PCMA Foundation Board Chair Predicts ‘Stronger, More Progressive Industry’

Angie Ranalli, 2021 Chair of the PCMA Foundation Board, looks back on a year of challenges and successes, and the changes the pandemic has brought to the business events industry.

Author: Casey Gale       

Angie Ranalli

Angie Ranalli, outgoing Chair of the PCMA Foundation Board, speaks at Educon 2021 in Phoenix. (Jacob Slaton Photography)

Angie Ranalli, 2021 Chair of the PCMA Foundation Board, looks back on a year of challenges and successes, and the changes the pandemic has brought to the business events industry.

When Angie Ranalli spoke to Convene in early 2021 about her goals as Chair of the PCMA Foundation Board, she said she wanted the Foundation to help PCMA members to survive and thrive during challenging times through scholarships, education, and other useful tools.

Nearly a year later, Ranalli, San Diego Tourism Authority’s vice president of sales, Midwest region, reflected on her past year in office, the Foundation’s accomplishments, as well as what she’s anticipating in the year ahead.

When you look back at the last year as chair of the PCMA Foundation Board of Trustees, what accomplishments stand out to you?

When I started out on the Foundation Board over five years ago, none of us would’ve ever really thought to plan for what’s happened [the pandemic]. However, I’m grateful that the Foundation was created because what it makes available in our current environment has been crucial. It’s allowed PCMA to step up with immediate tools in the way of what we were able to deliver with DES, and that continued, and the numbers of people to whom we were able to provide the certificates, and how that impacted their immediate needs. Then — the number of scholarships that we provided this year alone, just so that our members could attend face-to-face events.

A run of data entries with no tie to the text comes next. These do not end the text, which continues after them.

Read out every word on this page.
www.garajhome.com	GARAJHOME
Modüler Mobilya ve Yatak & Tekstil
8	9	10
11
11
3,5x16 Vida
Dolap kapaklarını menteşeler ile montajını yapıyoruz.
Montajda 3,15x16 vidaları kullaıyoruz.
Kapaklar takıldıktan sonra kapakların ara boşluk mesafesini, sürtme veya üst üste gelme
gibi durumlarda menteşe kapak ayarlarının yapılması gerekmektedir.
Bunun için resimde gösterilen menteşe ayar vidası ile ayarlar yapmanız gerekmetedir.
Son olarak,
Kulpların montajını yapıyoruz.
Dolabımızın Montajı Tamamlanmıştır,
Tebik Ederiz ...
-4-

Probably the biggest impact, though, is us committing to the strategic corpus goal of $25 million by 2030, because that really future proofs our commitment to enrich the industry, moving forward with scholarships, grants, and research. In other words, the $25 million provides us with the ability to commit $1 million every year. But the fact that we collectively have decided that we have to bank this committed amount by 2030, if not sooner, was the most important. PCMA needs to serve that role to its members — it needs to be where you can go for your education.

What are some of the highlights of the last year for you personally?

For me, the highlight — because it was so important — was the [time for] reflection and listening — listening to our members as well as other industry leaders. Then, of course, re-engagement [after the beginning stages of the pandemic], because once you really did the reflection and listening, you were able to step back in and attempt to address events: What could be accomplished in the course of 2021, what could be salvaged, and what could we possibly move forward? I think that’s a highlight many people share.

What do you consider to be the biggest challenge and opportunity for the events industry in 2022? 

We had a forced pause. I think all the downtime has really given us permission to rethink, and to become more transparent as we’re designing recovery strategies. I think we can and should be more intentional, and inclusive about future training, mentoring, and hiring practices. This, of course, includes DEI. And in terms of our environment, our industry is such a major participant, and has an impact on the environment. All of our organizations can rethink their strategies on [being environmentally conscious], to be active participants, and I think that’s extremely exciting. It goes beyond LEED certifications — it’s at every level of the industry, and it doesn’t matter what kind of stakeholder you are. Everyone can have an impact.

I don’t think any of us are naive. I think we know it’s a new environment out there, but I think there’s been enough time, and with enough challenges that have occurred along the way, that we’re going to be a stronger, more progressive industry, and that in itself excites me.

Casey Gale is an associate editor at Convene.